Having freedom of the will means you are free to have the will the you want to have, meaning that your will could have been other than it is.
Acting freely or acting of your own free will means that your action is caused by a first-order desire that conforms with your second-order volitions.
Suppose that a person has done what he wanted to do, that he did it because he wanted to do it, and that the will by which he was moved when he did it was his will because it was the will he wanted. Then he did it freely and of his own free will. Even supposing that he could have done otherwise, he would not have done otherwise; and even supposing that he could have had a different will, he would not have wanted his will to differ from what it was. Moreover, since the will that moved him when he acted was his will because he wanted it to be, he cannot claim that his will was forced upon him or that he was a passive bystander to its constitution. Under these conditions, it is quite irrelevant to the evaluation of his moral responsibility to inquire whether the alternatives that he opted against were actually available to him. (Frankfurt 1971, 19)
He illustrates the point with the example of the willing addict. The willing addict has second-order volitions, like the unwilling addict, but he is delighted by his condition.

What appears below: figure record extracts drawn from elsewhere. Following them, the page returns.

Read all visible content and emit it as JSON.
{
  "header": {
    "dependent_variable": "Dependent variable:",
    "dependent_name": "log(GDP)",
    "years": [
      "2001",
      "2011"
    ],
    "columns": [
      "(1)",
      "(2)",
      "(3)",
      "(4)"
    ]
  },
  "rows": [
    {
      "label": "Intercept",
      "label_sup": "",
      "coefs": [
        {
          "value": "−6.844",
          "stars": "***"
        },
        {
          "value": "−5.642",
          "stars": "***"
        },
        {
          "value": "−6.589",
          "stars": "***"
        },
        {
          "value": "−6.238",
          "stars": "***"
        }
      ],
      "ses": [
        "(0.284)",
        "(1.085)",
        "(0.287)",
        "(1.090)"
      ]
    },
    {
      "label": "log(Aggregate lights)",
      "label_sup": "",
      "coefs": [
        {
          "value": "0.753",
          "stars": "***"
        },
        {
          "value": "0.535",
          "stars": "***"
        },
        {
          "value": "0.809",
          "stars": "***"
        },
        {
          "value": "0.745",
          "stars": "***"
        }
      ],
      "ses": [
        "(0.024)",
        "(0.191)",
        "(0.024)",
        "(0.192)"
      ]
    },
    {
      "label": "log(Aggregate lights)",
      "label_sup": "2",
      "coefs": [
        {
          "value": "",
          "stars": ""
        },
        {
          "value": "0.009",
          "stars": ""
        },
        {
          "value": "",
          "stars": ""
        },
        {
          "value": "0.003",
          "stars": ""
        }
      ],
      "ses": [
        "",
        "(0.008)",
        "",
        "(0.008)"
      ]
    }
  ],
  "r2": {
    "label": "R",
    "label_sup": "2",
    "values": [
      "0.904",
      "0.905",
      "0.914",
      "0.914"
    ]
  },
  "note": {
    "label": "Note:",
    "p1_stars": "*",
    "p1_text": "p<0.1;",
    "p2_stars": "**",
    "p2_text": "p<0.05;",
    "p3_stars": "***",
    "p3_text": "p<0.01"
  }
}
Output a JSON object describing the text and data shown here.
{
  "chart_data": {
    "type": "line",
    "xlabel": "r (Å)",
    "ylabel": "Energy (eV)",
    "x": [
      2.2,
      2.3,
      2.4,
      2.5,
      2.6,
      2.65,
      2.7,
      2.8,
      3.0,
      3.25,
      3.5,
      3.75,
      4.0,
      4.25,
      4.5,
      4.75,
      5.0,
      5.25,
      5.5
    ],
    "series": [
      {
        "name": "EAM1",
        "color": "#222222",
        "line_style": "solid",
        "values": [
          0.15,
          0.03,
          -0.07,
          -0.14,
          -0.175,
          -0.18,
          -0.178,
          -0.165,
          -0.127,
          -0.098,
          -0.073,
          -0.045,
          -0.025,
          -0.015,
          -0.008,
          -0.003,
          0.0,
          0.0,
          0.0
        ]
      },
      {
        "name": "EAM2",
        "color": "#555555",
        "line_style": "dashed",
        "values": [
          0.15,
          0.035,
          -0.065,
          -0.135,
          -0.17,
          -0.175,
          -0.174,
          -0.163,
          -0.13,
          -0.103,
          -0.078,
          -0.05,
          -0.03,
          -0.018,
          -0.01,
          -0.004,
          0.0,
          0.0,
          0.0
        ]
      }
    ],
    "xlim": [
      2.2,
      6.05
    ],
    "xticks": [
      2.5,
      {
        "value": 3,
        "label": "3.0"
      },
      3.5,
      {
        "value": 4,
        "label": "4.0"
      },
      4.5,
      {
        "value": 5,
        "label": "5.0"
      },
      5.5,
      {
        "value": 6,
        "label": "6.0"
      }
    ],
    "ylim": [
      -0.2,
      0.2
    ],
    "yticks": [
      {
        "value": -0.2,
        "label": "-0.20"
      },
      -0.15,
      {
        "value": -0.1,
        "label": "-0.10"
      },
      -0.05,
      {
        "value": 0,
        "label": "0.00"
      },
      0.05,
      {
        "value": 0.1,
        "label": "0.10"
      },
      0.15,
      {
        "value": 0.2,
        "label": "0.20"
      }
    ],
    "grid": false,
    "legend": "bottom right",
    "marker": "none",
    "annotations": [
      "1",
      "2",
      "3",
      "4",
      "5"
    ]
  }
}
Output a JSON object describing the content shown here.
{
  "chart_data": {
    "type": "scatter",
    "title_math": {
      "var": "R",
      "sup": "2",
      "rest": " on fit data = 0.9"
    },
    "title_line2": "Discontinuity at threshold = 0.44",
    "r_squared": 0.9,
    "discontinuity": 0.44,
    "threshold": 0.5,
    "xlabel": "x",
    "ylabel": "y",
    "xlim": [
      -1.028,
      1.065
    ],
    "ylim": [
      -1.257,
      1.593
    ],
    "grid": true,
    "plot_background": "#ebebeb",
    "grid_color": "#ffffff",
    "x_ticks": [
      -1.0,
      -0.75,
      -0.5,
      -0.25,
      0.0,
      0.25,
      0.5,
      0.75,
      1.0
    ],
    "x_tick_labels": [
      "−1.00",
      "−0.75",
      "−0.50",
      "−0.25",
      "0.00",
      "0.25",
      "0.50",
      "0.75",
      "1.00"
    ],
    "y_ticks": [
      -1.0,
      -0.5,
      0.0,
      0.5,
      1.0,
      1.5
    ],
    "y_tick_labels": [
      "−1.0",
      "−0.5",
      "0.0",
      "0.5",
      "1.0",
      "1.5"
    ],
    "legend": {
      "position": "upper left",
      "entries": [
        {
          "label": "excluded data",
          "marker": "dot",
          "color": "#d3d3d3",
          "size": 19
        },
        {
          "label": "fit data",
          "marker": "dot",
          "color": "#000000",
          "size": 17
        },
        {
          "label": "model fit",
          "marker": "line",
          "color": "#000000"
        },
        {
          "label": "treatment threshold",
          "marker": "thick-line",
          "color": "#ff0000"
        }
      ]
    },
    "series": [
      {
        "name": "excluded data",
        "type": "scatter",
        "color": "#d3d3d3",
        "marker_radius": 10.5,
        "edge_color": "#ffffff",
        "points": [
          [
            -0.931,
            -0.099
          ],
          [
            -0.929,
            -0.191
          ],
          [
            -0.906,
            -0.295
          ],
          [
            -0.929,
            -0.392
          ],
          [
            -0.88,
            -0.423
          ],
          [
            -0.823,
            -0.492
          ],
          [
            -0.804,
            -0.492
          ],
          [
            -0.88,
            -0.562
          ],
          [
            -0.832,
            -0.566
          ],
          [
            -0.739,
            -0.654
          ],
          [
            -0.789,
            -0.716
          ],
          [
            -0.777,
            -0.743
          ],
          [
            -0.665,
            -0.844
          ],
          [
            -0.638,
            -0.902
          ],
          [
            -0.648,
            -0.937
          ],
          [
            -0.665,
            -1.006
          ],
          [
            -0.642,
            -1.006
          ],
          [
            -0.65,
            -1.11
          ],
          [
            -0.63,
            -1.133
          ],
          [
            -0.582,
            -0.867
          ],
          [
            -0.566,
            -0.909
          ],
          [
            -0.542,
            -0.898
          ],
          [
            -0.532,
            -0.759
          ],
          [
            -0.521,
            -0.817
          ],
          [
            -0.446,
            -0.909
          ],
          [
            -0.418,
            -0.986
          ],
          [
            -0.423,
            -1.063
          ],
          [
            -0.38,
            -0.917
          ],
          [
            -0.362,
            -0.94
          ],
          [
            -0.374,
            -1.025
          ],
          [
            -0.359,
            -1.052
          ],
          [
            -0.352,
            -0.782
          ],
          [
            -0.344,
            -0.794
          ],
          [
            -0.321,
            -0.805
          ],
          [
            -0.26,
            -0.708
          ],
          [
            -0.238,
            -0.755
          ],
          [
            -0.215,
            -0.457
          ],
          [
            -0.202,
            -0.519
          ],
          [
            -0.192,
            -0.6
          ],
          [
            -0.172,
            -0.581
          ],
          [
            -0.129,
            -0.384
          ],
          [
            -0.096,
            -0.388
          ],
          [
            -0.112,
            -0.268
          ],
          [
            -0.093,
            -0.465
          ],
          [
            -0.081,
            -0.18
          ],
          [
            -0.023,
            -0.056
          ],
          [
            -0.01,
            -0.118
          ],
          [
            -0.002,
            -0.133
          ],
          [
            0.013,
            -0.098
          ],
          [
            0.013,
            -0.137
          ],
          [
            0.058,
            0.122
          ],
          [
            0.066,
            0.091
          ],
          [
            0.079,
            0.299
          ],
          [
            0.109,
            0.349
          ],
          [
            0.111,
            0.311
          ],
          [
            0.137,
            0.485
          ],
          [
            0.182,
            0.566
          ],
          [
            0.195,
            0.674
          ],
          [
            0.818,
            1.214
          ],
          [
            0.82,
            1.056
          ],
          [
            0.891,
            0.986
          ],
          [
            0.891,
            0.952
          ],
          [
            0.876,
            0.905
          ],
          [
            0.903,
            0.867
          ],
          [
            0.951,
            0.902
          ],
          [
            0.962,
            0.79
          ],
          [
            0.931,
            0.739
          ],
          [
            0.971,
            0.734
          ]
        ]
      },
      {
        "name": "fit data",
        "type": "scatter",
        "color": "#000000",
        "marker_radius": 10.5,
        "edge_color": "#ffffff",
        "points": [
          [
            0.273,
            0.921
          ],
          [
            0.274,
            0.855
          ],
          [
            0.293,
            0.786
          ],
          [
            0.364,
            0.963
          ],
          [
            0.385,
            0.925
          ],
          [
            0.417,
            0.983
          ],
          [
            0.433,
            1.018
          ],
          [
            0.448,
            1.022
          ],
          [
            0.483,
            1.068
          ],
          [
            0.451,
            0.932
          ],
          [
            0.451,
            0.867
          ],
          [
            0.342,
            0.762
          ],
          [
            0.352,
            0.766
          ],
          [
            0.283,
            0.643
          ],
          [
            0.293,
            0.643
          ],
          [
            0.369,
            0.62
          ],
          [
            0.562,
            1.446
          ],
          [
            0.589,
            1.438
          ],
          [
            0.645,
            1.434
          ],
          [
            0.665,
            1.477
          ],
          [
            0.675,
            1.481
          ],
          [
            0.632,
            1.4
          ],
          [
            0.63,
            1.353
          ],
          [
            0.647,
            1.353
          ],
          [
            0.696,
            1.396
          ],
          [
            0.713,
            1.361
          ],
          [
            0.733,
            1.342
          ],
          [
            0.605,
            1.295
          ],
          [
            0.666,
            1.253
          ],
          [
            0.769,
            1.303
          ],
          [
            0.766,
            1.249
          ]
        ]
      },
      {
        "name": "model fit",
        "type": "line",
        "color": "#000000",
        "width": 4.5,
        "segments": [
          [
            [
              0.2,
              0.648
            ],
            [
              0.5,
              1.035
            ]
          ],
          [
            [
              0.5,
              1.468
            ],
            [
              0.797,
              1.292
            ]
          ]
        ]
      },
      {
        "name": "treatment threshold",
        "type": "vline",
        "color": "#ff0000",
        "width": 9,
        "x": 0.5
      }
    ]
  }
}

The willing addict’s will is not free because he will have the first-order desire to take drugs regardless of what his second-order volition is.
But when he does take drugs, given what his second-order volition in fact is, “he takes it freely and of his own free will” (Frankfurt 1971, 19).
I think an incompatibilist will pretty clearly have a different understanding of that example. It is worth talking about how the contending sides would disagree here.
Look at his main statement of what free will consists in again.
It is in securing the conformity of his will to his second-order volitions, then, that a person exercises freedom of the will. And it is in the discrepancy between his will and his second-order volitions, or in his awareness that their coincidence is not his own doing but only a happy chance, that a person who does not have this freedom feels its lack. (15, emphasis added, see below)
Does it matter how that conformity is secured? What if your mind is in lock step because of, yes, causes outside of your control, such as, say, your upbringing?
Here is another question. Are your second order desires always what you really want to do? Try to think of a case where someone wishes they didn’t have the first-order desires that they do but would really be more free if they acted on the first order desires than if they acted on the second-order desires.
Third, why stop at the second order? What about third order volitions? Or fourth?